Crypto & DeFi

Impermanent Loss Calculator

Enter how much each asset in a 50/50 liquidity pool has moved in price, and this calculator shows your impermanent loss — how much less your LP position is worth compared to simply holding the two assets. A reference table shows IL at common price ratios so you can gauge the risk before depositing.

Assumes a standard 50/50 constant-product pool (Uniswap v2 style). Trading fees and liquidity-mining rewards can offset IL and are not included. Not financial advice.

What impermanent loss actually is

When you deposit into a constant-product pool (Uniswap v2 style), arbitrage traders continuously rebalance your position — selling your winner and buying your loser. If the two assets drift apart in price, you end up with less value than if you'd left them in your wallet. The formula for a 50/50 pool is IL = 2√r ÷ (1 + r) − 1, where r is the change in the price ratio between the two assets.

How bad does it get?

IL is gentle at first and accelerates: a 1.25x ratio change costs about 0.6%, 2x costs 5.7%, 4x costs 20%, and 5x costs 25.5%. Note that it's the ratio that matters — if both assets double together, IL is zero. That's why stablecoin pairs and correlated pairs (ETH/stETH) carry far less IL risk than volatile/stable pairs.

Fees are the other half of the equation

Impermanent loss is only half the LP math — trading fees and incentive rewards accrue to your position the whole time. A pool earning 20% APR in fees can absorb a 2x divergence (−5.7%) and still come out ahead over a year. The deposit makes sense when expected fees exceed expected IL; this calculator gives you the IL side of that comparison.

How to use this calculator

Enter the price change for each of the two pooled assets since you deposited — as a percentage or a multiplier. The calculator works out the new price ratio between them, applies the 50/50 impermanent-loss formula, and reports how much less your LP position is worth than simply holding, alongside a reference table of IL at common ratio moves so you can see how the curve steepens.

A concrete 2x example

Suppose you provide liquidity to an ETH/USDC pool and ETH doubles while USDC stays flat — a price-ratio change of r = 2. Plug into the formula: IL = 2√2 ÷ (1 + 2) − 1 = (2 × 1.414) ÷ 3 − 1 = 0.9428 − 1 = −5.72%. Your position is worth about 5.7% less than if you'd just held the ETH and USDC in your wallet. Had ETH quadrupled (r = 4), IL deepens to −20%. Weigh that number against the fees and rewards the pool paid you over the same period to judge whether providing liquidity was worth it.

FAQ

Why is it called 'impermanent'?

Because the loss only locks in when you withdraw. If the price ratio returns to what it was when you deposited, the loss disappears. In practice, ratios often don't return, so treat it as real.
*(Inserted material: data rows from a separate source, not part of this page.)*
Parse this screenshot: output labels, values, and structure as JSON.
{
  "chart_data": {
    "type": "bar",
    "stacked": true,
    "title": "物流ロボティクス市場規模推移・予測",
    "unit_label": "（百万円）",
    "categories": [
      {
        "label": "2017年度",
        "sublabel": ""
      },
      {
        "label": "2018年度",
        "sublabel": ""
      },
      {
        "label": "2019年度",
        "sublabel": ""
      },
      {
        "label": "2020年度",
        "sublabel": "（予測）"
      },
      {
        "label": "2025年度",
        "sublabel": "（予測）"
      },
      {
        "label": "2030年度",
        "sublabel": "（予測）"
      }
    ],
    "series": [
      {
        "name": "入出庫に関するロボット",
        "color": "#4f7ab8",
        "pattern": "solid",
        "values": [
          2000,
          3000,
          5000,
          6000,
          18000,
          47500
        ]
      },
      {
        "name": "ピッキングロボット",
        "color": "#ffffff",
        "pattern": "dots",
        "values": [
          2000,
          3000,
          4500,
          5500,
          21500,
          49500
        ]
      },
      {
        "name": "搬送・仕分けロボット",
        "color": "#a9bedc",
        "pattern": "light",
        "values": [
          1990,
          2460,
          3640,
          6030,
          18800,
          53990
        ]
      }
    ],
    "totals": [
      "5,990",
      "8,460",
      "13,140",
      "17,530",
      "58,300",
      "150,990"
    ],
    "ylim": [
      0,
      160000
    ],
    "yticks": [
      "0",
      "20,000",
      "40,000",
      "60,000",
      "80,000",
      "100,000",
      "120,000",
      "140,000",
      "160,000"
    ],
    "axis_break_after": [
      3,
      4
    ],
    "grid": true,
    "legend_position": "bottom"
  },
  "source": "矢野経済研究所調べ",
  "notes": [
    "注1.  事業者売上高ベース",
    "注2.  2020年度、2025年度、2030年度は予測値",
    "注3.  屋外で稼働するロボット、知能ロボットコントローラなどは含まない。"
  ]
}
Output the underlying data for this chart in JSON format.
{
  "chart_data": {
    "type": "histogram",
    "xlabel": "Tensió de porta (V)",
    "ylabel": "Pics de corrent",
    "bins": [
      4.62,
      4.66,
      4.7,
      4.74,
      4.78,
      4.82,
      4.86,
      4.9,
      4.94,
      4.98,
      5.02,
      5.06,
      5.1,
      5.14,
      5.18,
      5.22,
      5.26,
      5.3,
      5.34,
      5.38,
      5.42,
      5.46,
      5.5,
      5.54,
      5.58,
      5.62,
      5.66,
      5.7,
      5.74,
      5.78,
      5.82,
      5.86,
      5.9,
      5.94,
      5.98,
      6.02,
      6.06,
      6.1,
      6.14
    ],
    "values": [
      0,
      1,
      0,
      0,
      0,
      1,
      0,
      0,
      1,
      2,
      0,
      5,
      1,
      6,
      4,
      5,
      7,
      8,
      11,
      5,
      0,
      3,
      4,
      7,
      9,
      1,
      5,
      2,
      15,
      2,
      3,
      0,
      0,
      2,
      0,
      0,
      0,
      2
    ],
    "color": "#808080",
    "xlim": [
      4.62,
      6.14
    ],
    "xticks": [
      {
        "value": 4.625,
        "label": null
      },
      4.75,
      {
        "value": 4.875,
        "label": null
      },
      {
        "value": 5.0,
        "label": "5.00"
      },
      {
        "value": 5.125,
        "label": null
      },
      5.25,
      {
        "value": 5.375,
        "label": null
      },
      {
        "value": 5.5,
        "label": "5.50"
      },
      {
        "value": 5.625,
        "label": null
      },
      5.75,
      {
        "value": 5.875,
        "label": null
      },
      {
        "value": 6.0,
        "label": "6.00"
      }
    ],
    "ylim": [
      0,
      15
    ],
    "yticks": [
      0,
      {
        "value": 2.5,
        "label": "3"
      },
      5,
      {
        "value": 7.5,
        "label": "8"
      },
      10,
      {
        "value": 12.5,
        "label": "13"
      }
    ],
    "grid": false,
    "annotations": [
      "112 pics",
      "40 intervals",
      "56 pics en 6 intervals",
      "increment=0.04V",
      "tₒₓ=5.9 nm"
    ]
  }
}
Do I lose money if both assets go up?

Only relative to holding. If both double, your LP doubles too (zero IL). If one doubles and the other is flat, your LP is worth about 5.7% less than just holding would have been.

Do stablecoin pairs have impermanent loss?

Almost none while both coins hold their peg, since the price ratio barely moves. The real risk in stable pairs is a de-peg, which is a different and much larger danger.

Can trading fees offset impermanent loss?

Yes — fees and rewards accrue continuously and are the whole reason to LP. Providing liquidity is profitable when expected fee income exceeds expected IL over your holding period.

Does this work for pools that aren't 50/50?

No, this calculator models the standard 50/50 constant-product pool. Weighted pools (80/20) and concentrated liquidity (Uniswap v3) have different, generally more complex IL behavior.